SEC’s Expanding Crypto Oversight: Debating Boundaries and Public Digital Infrastructures

The birth of the internet, sparked by the adoption of the TCP/IP common communications protocol in 1983, created an open, public digital infrastructure with ubiquitous access expectations. In this realm, financial regulators at bodies such as the Securities and Exchange Commission (SEC) and the Federal Reserve largely did not view internet protocols as within their jurisdictions even as finance became more digitized, according to Linda Jeng, former financial regulator and current CEO of Digital Self Labs.

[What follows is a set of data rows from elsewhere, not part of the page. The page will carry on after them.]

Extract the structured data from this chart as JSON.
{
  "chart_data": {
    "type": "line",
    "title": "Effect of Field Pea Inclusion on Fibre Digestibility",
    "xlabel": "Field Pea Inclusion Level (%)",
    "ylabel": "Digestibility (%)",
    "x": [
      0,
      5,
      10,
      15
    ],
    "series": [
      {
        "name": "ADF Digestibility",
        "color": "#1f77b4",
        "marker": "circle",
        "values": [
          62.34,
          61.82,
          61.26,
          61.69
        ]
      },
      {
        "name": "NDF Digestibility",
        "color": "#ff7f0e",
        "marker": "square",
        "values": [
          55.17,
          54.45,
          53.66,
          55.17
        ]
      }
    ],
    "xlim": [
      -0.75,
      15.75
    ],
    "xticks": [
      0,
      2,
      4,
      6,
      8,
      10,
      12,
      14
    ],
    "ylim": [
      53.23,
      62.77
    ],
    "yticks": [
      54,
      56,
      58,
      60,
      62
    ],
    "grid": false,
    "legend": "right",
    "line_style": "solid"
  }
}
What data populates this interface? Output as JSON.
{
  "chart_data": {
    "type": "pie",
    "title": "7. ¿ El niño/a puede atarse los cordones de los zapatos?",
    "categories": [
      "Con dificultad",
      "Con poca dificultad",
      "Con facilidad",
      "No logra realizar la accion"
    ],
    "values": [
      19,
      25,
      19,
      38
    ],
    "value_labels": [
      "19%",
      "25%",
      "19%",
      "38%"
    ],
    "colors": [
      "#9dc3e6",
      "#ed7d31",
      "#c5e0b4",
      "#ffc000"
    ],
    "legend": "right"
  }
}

However, in the blockchain ecosystem, there are signs that the SEC is beginning to classify public digital infrastructures as falling within their financial regulatory authority. For example, the SEC is rumored to be investigating if Ethereum’s native token ETH should be considered a security, and has announced intentions to investigate Uniswap, a decentralized automated crypto protocol.

The SEC’s assertion, as expressed in their recent complaint against Coinbase, declares that decentralized blockchain projects like Solana, Cardano, Filecoin among others are not truly decentralized, thereby indicating ambiguity over understanding the nature of public digital infrastructures. This belief appears to be influencing legal decisions, as indicated by recent rulings from US District Court Judge Failla in SEC v. Coinbase.

Critics argue that the SEC’s premise, termed the “ecosystem” argument, takes an expansive view that empowers the Commission to govern entire ecosystems rather than restricting its focus to whether tokens are securities. Such a wide scope potentially overlooks the varied and significant roles that decentralized protocols play in our digital economy, impacting areas such as digital identity, social media and gaming, among others.

As the SEC appears set to extend its jurisdiction over the digital economy, the broadening debate encompasses more than defining what qualifies as a security. Increasingly, it’s becoming a discourse on the nature and boundaries of the SEC’s regulatory remit over the public infrastructures powering today’s digital economies.